Written documentation helps, but can only go so far. Every data set has different rules and different people working with it. Complicating matters, the different ways people need and want to use the data changes and evolves over time.
Data governance is as much a matter of company culture as it is black and white rules or regulations. IT can enforce some rules and regulations with security measures and required fields, but there is a lot of leeway even inside those fences to create bad data or share data inappropriately.
The fact is, data governance is an ongoing conversation between employees at all levels of your organization. Sometimes these discussions will be started at the top and work their way down, while in other situations it might actually be a bottom-up conversation. Regardless of where the initiative begins, the discussion needs to permeate every silo at every level.
These are murky waters and sometimes difficult conversations. Consider:
- Data entry clerks notice that some records have missing information. Do they:
- Pull the records with missing information and refrain from entering them until the remaining information is provided?
- Enter what they can in the records – the key fields are available – but flag them somehow so missing information can be added later?
- Enter the incomplete information and promptly forget about them? (This may actually be appropriate, depending on the type of database and the use of the data.)

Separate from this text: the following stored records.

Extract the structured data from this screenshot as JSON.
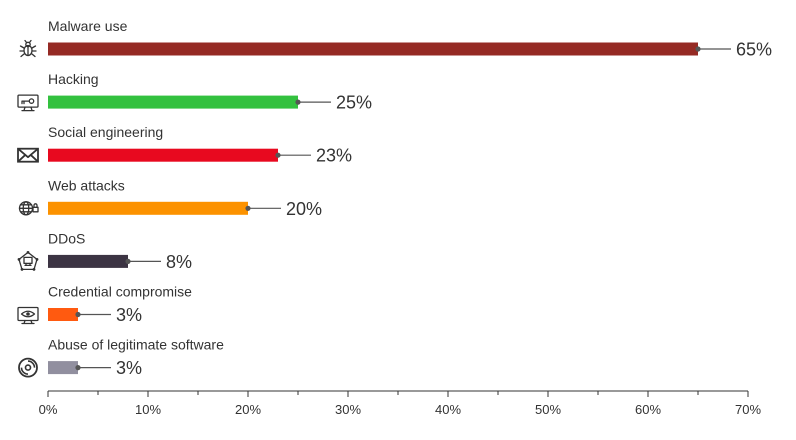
{
  "chart_data": {
    "type": "bar",
    "orientation": "horizontal",
    "title": "",
    "xlabel": "",
    "ylabel": "",
    "categories": [
      "Malware use",
      "Hacking",
      "Social engineering",
      "Web attacks",
      "DDoS",
      "Credential compromise",
      "Abuse of legitimate software"
    ],
    "values": [
      65,
      25,
      23,
      20,
      8,
      3,
      3
    ],
    "value_labels": [
      "65%",
      "25%",
      "23%",
      "20%",
      "8%",
      "3%",
      "3%"
    ],
    "colors": [
      "#952a24",
      "#33c13f",
      "#e8091f",
      "#fc9200",
      "#3c3443",
      "#ff5a10",
      "#918f9f"
    ],
    "icons": [
      "bug-icon",
      "monitor-key-icon",
      "envelope-icon",
      "globe-lock-icon",
      "network-target-icon",
      "monitor-eye-icon",
      "disc-icon"
    ],
    "xlim": [
      0,
      70
    ],
    "x_ticks": [
      0,
      10,
      20,
      30,
      40,
      50,
      60,
      70
    ],
    "x_tick_labels": [
      "0%",
      "10%",
      "20%",
      "30%",
      "40%",
      "50%",
      "60%",
      "70%"
    ],
    "grid": false,
    "legend": "none"
  }
}
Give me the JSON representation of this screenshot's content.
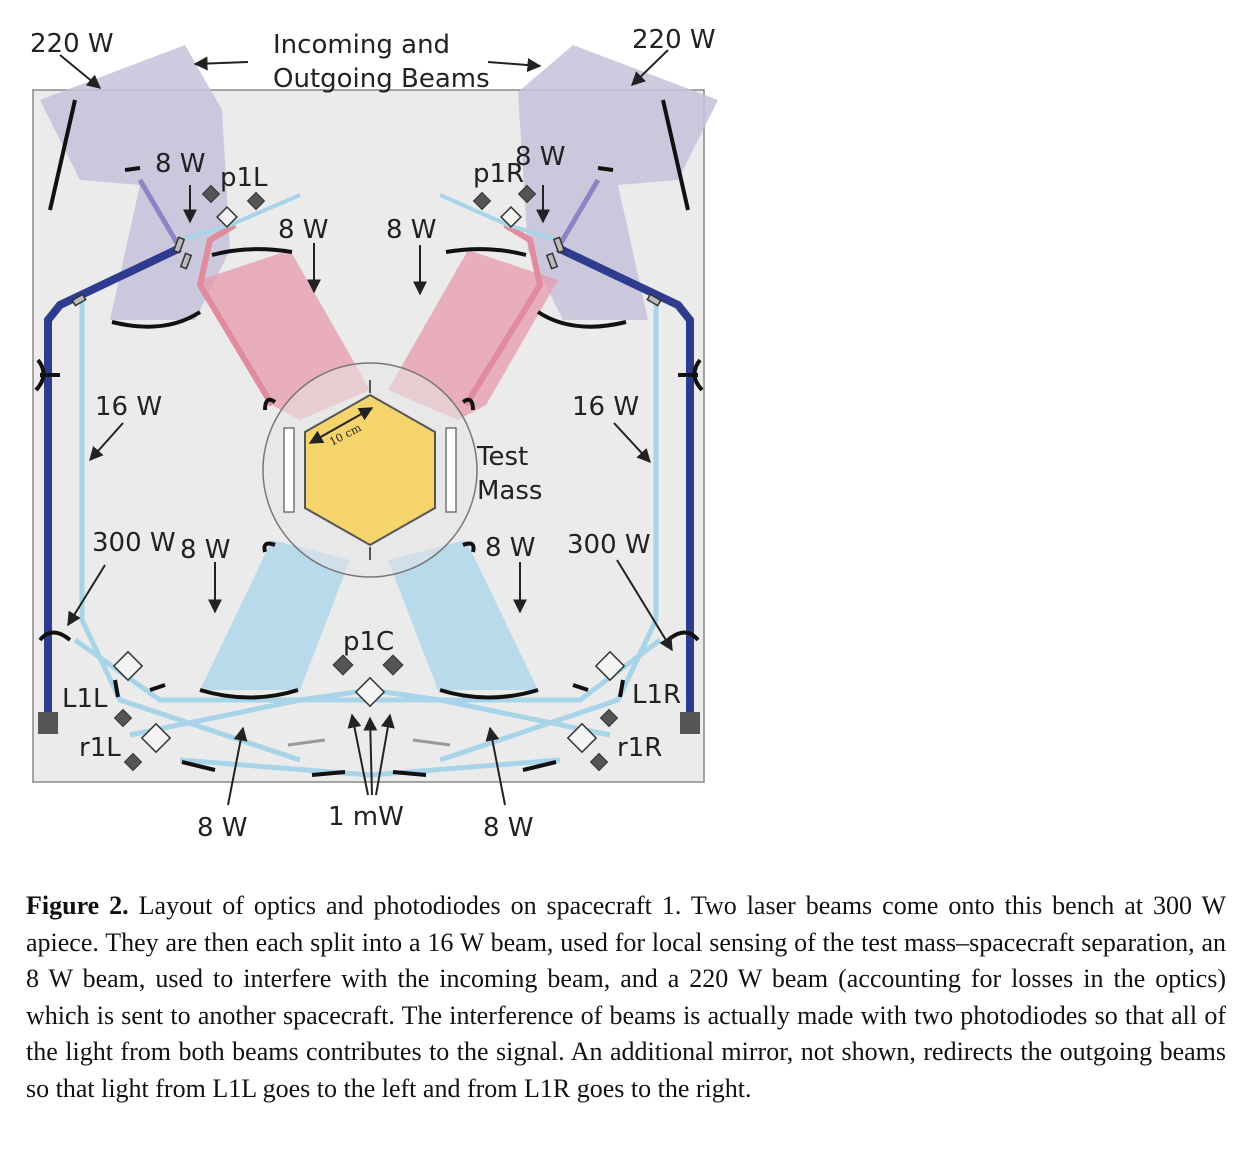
{
  "figure": {
    "labels": {
      "top_left_power": "220 W",
      "top_right_power": "220 W",
      "beams_line1": "Incoming and",
      "beams_line2": "Outgoing Beams",
      "p1l": "p1L",
      "p1r": "p1R",
      "p1c": "p1C",
      "l1l": "L1L",
      "l1r": "L1R",
      "r1l": "r1L",
      "r1r": "r1R",
      "w8_ul": "8 W",
      "w8_ur": "8 W",
      "w8_ml": "8 W",
      "w8_mr": "8 W",
      "w8_ll": "8 W",
      "w8_lr": "8 W",
      "w8_bl": "8 W",
      "w8_br": "8 W",
      "w16_l": "16 W",
      "w16_r": "16 W",
      "w300_l": "300 W",
      "w300_r": "300 W",
      "mw1": "1 mW",
      "test_line1": "Test",
      "test_line2": "Mass",
      "scale": "10 cm"
    },
    "colors": {
      "bench": "#ebebeb",
      "main_laser": "#2e3b8f",
      "outgoing_beam": "#c6c2dc",
      "red_beam": "#e79aab",
      "blue_beam": "#a8d4ea",
      "test_mass": "#f4d46b"
    }
  },
  "caption": {
    "lead": "Figure 2.",
    "text": "Layout of optics and photodiodes on spacecraft 1.  Two laser beams come onto this bench at 300 W apiece. They are then each split into a 16 W beam, used for local sensing of the test mass–spacecraft separation, an 8 W beam, used to interfere with the incoming beam, and a 220 W beam (accounting for losses in the optics) which is sent to another spacecraft. The interference of beams is actually made with two photodiodes so that all of the light from both beams contributes to the signal.  An additional mirror, not shown, redirects the outgoing beams so that light from L1L goes to the left and from L1R goes to the right."
  }
}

- Make up information to fill in the blanks?
- A Vice President wants to use very sensitive protected records to do some sort of marketing initiative. The records are only supposed to be used for legal purposes. Will lower-level employees:
- Be comfortable enough to explain that using the data for that purpose is against the law?

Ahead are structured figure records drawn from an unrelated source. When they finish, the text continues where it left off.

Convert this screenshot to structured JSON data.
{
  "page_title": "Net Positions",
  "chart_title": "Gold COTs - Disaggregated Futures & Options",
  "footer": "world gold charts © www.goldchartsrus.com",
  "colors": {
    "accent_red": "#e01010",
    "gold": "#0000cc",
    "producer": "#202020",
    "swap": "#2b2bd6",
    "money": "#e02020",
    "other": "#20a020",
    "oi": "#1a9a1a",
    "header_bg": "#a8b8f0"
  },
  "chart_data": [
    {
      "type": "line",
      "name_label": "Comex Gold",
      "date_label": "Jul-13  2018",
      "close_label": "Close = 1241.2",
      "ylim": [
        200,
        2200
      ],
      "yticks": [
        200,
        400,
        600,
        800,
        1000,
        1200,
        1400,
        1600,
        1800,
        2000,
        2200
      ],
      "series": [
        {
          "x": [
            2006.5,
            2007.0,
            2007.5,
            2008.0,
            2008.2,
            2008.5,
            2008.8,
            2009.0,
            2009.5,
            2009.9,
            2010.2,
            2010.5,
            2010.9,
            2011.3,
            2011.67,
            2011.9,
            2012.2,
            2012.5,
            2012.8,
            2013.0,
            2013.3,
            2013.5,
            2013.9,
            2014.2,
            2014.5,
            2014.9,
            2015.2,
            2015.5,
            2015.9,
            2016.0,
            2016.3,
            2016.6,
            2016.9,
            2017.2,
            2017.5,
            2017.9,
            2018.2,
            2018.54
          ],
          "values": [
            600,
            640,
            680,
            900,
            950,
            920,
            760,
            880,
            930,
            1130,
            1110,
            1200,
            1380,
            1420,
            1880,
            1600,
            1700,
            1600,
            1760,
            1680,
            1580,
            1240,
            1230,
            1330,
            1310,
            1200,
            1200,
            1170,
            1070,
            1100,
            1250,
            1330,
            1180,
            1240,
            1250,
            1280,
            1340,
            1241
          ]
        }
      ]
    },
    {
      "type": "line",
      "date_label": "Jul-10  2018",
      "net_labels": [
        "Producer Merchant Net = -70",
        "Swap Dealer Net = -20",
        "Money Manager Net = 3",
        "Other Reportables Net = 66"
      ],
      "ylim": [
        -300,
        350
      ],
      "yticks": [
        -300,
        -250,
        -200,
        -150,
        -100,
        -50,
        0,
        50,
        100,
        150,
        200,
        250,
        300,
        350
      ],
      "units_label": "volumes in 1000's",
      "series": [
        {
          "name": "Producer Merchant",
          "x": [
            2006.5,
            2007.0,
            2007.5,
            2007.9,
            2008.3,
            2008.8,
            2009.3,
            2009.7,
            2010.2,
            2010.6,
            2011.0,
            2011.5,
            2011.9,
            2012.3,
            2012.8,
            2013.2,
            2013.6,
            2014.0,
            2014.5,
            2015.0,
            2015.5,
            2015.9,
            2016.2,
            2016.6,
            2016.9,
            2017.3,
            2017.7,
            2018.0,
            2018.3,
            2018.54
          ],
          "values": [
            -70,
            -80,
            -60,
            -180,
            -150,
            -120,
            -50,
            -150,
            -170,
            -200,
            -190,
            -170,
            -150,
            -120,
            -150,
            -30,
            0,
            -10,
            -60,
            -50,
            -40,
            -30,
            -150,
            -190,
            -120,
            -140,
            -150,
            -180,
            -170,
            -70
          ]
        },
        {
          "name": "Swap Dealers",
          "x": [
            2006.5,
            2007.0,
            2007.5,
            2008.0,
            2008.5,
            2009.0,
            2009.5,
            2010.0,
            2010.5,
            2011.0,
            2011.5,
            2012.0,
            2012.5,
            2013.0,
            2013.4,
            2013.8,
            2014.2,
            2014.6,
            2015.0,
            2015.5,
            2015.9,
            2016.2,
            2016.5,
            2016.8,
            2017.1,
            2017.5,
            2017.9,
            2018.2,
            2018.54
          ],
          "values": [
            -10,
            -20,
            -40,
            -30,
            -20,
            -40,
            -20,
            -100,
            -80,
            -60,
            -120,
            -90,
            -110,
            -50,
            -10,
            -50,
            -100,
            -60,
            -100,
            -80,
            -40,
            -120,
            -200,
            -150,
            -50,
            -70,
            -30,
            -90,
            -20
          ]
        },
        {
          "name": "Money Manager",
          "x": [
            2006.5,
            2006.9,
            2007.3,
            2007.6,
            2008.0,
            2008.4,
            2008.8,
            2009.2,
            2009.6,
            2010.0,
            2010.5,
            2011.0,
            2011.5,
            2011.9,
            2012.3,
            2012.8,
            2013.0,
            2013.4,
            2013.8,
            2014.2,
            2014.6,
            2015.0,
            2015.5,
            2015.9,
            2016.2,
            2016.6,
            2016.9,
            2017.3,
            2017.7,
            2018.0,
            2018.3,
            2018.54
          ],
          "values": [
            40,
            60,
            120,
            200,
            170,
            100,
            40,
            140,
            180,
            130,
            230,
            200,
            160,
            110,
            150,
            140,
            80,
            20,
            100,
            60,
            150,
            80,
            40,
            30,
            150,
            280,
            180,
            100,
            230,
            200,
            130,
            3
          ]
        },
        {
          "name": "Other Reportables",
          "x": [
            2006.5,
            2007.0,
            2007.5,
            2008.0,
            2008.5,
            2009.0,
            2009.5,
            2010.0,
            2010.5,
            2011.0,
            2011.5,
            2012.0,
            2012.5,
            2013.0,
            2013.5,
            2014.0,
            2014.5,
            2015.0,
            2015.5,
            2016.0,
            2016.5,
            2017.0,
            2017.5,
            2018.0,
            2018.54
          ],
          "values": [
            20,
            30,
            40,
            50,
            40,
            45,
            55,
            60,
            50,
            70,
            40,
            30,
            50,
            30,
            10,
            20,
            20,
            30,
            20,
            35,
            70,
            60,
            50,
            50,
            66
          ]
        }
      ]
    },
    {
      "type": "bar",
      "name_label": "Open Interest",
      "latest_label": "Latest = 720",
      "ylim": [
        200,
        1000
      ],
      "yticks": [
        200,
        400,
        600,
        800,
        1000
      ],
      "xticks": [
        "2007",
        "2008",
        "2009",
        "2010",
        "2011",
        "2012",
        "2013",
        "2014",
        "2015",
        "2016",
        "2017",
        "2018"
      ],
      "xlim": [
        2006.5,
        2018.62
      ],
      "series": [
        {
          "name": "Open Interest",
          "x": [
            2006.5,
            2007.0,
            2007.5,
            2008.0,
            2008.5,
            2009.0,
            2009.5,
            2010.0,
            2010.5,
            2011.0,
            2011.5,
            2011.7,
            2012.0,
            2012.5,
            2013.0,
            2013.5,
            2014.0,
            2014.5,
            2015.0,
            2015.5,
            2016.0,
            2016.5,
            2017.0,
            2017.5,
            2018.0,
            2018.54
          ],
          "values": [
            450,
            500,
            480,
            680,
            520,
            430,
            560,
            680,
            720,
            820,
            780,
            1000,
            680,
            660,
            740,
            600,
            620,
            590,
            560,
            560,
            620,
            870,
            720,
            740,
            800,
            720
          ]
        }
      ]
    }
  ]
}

- Say they can do it, but later enlist back up from a company lawyer or another executive to confront the VP and explain the problem?
- Say nothing and forge ahead with the initiative because they are too afraid of repercussions from on high?

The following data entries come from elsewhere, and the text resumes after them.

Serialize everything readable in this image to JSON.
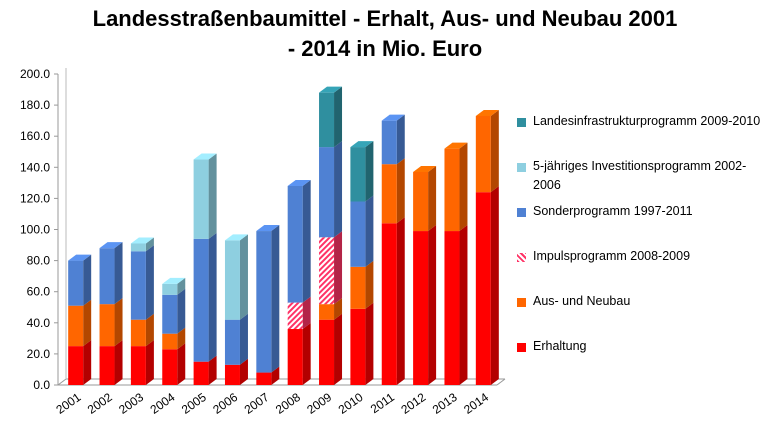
{
  "title_line1": "Landesstraßenbaumittel - Erhalt, Aus- und Neubau 2001",
  "title_line2": "- 2014 in Mio. Euro",
  "colors": {
    "erhaltung": "#ff0000",
    "ausneubau": "#ff6600",
    "impuls": "#ff3366",
    "sonder": "#4f81d3",
    "investition": "#8ecfe0",
    "landesinfra": "#2f8f9f"
  },
  "chart_data": {
    "type": "bar",
    "stacked": true,
    "categories": [
      "2001",
      "2002",
      "2003",
      "2004",
      "2005",
      "2006",
      "2007",
      "2008",
      "2009",
      "2010",
      "2011",
      "2012",
      "2013",
      "2014"
    ],
    "ylim": [
      0,
      200
    ],
    "yticks": [
      "0.0",
      "20.0",
      "40.0",
      "60.0",
      "80.0",
      "100.0",
      "120.0",
      "140.0",
      "160.0",
      "180.0",
      "200.0"
    ],
    "series": [
      {
        "name": "Erhaltung",
        "key": "erhaltung",
        "values": [
          25,
          25,
          25,
          23,
          15,
          13,
          8,
          36,
          42,
          49,
          104,
          99,
          99,
          124
        ]
      },
      {
        "name": "Aus- und Neubau",
        "key": "ausneubau",
        "values": [
          26,
          27,
          17,
          10,
          0,
          0,
          0,
          0,
          10,
          27,
          38,
          38,
          53,
          49
        ]
      },
      {
        "name": "Impulsprogramm 2008-2009",
        "key": "impuls",
        "values": [
          0,
          0,
          0,
          0,
          0,
          0,
          0,
          17,
          43,
          0,
          0,
          0,
          0,
          0
        ]
      },
      {
        "name": "Sonderprogramm 1997-2011",
        "key": "sonder",
        "values": [
          29,
          36,
          44,
          25,
          79,
          29,
          91,
          75,
          58,
          42,
          28,
          0,
          0,
          0
        ]
      },
      {
        "name": "5-jähriges Investitionsprogramm 2002-2006",
        "key": "investition",
        "values": [
          0,
          0,
          5,
          7,
          51,
          51,
          0,
          0,
          0,
          0,
          0,
          0,
          0,
          0
        ]
      },
      {
        "name": "Landesinfrastrukturprogramm 2009-2010",
        "key": "landesinfra",
        "values": [
          0,
          0,
          0,
          0,
          0,
          0,
          0,
          0,
          35,
          35,
          0,
          0,
          0,
          0
        ]
      }
    ],
    "legend": {
      "placement": "right",
      "order": [
        "landesinfra",
        "investition",
        "sonder",
        "impuls",
        "ausneubau",
        "erhaltung"
      ],
      "labels": [
        "Landesinfrastrukturprogramm 2009-2010",
        "5-jähriges Investitionsprogramm 2002-2006",
        "Sonderprogramm 1997-2011",
        "Impulsprogramm 2008-2009",
        "Aus- und Neubau",
        "Erhaltung"
      ]
    },
    "grid": false
  }
}
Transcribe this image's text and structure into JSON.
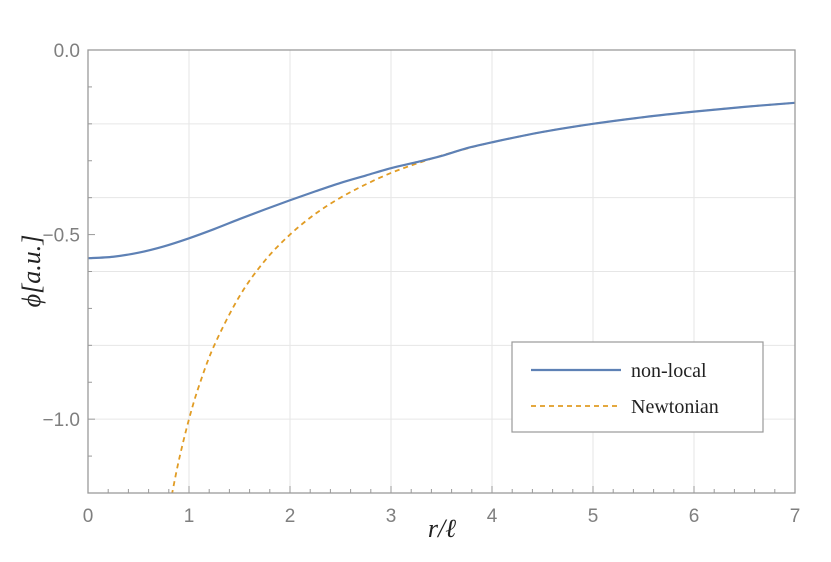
{
  "chart_data": {
    "type": "line",
    "title": "",
    "xlabel": "r/ℓ",
    "ylabel": "ϕ[a.u.]",
    "xlim": [
      0,
      7
    ],
    "ylim": [
      -1.2,
      0.0
    ],
    "grid": true,
    "legend_position": "bottom-right",
    "x_ticks": [
      0,
      1,
      2,
      3,
      4,
      5,
      6,
      7
    ],
    "x_tick_labels": [
      "0",
      "1",
      "2",
      "3",
      "4",
      "5",
      "6",
      "7"
    ],
    "y_ticks": [
      0.0,
      -0.5,
      -1.0
    ],
    "y_tick_labels": [
      "0.0",
      "−0.5",
      "−1.0"
    ],
    "series": [
      {
        "name": "non-local",
        "style": "solid",
        "color": "#5e81b5",
        "x": [
          0,
          0.25,
          0.5,
          0.75,
          1,
          1.25,
          1.5,
          1.75,
          2,
          2.25,
          2.5,
          2.75,
          3,
          3.25,
          3.5,
          3.75,
          4,
          4.5,
          5,
          5.5,
          6,
          6.5,
          7
        ],
        "y": [
          -0.564,
          -0.56,
          -0.549,
          -0.532,
          -0.51,
          -0.485,
          -0.458,
          -0.432,
          -0.407,
          -0.383,
          -0.36,
          -0.34,
          -0.32,
          -0.304,
          -0.287,
          -0.266,
          -0.25,
          -0.222,
          -0.2,
          -0.182,
          -0.167,
          -0.154,
          -0.143
        ]
      },
      {
        "name": "Newtonian",
        "style": "dashed",
        "color": "#e19c24",
        "x": [
          0.83,
          0.9,
          1,
          1.1,
          1.25,
          1.5,
          1.75,
          2,
          2.25,
          2.5,
          2.75,
          3,
          3.25,
          3.5,
          3.75,
          4,
          4.5,
          5,
          5.5,
          6,
          6.5,
          7
        ],
        "y": [
          -1.205,
          -1.111,
          -1.0,
          -0.909,
          -0.8,
          -0.667,
          -0.571,
          -0.5,
          -0.444,
          -0.4,
          -0.364,
          -0.333,
          -0.308,
          -0.286,
          -0.267,
          -0.25,
          -0.222,
          -0.2,
          -0.182,
          -0.167,
          -0.154,
          -0.143
        ]
      }
    ]
  }
}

These types of situations occur every day at all kinds of organizations. Every employee needs to recognize and report bad data and inappropriate usage. Rules might be set at the top, but mistakes and misuse can happen at every level.
Data governance might feel like a minefield, and in a way it is. But it is a minefield that is navigable as long as there is open conversation and communication among the stakeholders of your organization. Given the sheer number of data sets present in any organization, it is highly unlikely you or anyone else will know all the rules. But a few basics can go a long way:
- Always strive for accuracy. Do not ever knowingly supply bad data.
- Provide the most complete data possible.
- Don’t give access to those that shouldn’t have it. If you aren’t sure, ask others first.
- Ask for permission before using data for a new purpose.
- Understand the purpose of the data you have, and carefully evaluate new uses.
- Understand any federal and state laws that govern the data.
- Report bad data, missing data and misuse.
These guidelines can be the start of the conversations needed to create internal rules around specific data sets. Putting it all together and keeping the conversation going can help your organization preserve the integrity of the data and the people who use it.